Jakarta (ANTARA News) - Harga gas murah diprediksi akan mengundang investasi baru bidang industri, demikian disampaikan Dirjen Industri Kimia Tekstil dan Aneka Kementerian Perindustrian Achmad Sigit Dwidahjono.
"Kalau harga gas diturunkan itu bisa mendorong masukya investasi baru, misalnya di sektor industri petrokimia hulu dan antara," kata Sigit pada Seminar Nasional bertajuk "Efek Berganda dari Penurunan Harga Gas Industri dan Dampaknya bagi Perekonomian Nasional" di Jakarta, Kamis.
Menurut Sigit, masih banyak industri petrokimia hulu dan antara di Indonesia yang belum ada, sehingga 90 persen bahan baku yang dibutuhkan industri hilir petrokimia masih diimpor dari sejumlah negara.
"Hal ini membebani neraca perdagangan kita," tukas Sigit.
Tidak adanya industri petrokimia hulu dan antara tersebut disinyalir karena harga gas di dalam negeri masih mahal, terlebih industri petrokimia menyerap penggunaan gas yang tinggi yakni sekitar 70 persen.
Sigit memaparkan, jika rata-rata harga gas untuk industri di berbagai negara di dunia berkisar antara 1,78 hingga 4,74 dollar AS per MMBTU, maka harga gas di Indonesia untuk industri saat ini mencapai 9 hingga 11 dollar AS per MMBTU.
"Kalau untuk industri yang menjadikan gas sebagai bahan baku, seperti industri pupuk, itu harganya berkisar antara 4,5 hingga 6,7 dollar AS per MMBTU," pungkas Sigit.
Menurut kajian Kemenperin, lanjut Sigit, jika harga gas di Indonesia turun menjadi 4 dollar AS per MMBTU maka akan mendatangkan penerimaan tambahan sebesar Rp31 triliun dari berbagai industri yang beroperasi di Indonesia, di luar investasi baru.
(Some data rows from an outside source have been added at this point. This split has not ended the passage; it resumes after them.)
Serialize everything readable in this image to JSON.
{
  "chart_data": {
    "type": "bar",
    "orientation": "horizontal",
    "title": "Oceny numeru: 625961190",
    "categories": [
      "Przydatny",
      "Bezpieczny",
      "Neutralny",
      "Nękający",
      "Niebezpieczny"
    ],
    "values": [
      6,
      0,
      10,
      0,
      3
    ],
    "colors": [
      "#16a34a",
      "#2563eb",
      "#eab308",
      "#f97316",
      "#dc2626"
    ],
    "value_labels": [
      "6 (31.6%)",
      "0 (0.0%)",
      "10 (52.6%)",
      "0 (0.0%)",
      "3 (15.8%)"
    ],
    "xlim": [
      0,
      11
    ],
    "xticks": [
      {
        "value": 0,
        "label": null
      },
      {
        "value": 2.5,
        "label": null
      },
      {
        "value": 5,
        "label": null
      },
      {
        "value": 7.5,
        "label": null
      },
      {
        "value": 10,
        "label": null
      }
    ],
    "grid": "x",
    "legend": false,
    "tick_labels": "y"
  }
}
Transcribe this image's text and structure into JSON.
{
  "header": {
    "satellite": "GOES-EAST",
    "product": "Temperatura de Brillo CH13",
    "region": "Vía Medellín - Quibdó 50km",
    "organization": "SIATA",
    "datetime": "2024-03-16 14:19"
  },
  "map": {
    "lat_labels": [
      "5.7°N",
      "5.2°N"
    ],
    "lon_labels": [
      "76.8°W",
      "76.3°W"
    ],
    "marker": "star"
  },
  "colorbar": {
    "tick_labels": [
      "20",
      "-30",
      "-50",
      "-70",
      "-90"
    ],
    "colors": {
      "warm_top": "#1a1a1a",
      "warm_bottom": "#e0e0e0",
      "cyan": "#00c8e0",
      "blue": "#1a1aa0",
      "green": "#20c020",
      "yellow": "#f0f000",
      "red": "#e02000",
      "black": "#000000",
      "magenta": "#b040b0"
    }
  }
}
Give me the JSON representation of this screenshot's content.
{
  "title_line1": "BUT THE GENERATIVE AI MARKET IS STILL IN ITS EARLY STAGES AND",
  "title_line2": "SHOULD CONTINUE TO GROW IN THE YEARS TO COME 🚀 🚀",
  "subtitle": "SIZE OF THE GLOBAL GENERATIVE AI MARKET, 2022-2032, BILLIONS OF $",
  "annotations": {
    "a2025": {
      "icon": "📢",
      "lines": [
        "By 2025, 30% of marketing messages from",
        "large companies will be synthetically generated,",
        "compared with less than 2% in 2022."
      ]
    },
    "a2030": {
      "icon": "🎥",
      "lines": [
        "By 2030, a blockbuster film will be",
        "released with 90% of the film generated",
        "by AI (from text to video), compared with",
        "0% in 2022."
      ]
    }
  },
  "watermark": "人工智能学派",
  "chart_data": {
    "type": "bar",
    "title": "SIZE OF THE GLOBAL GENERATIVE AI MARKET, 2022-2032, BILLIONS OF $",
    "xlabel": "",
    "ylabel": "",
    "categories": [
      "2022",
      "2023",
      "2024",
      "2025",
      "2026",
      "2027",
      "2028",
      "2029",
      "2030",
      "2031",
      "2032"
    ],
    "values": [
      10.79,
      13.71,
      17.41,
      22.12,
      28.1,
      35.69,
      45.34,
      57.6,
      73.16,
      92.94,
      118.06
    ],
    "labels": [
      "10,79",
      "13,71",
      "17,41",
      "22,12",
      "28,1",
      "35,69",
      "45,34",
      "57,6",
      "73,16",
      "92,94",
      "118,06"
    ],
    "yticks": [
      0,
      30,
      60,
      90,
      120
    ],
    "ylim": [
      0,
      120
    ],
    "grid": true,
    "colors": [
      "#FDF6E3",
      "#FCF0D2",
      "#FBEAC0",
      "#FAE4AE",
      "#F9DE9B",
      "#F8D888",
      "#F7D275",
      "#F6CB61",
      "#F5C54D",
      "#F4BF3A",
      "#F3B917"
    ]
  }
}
Artinya, lanjut Sigit, apabila harga gas tidak diturunkan, negara hanya akan menerima sebesar Rp53.86 triliun, tetapi apabila diturunkan menjadi 4 dollar per MMBTU maka akan terdapat penerimaan dari multiplier effect sebesar Rp85.84 triliun, sehingga terjadi surplus penerimaan sebesar Rp31.97 triliun.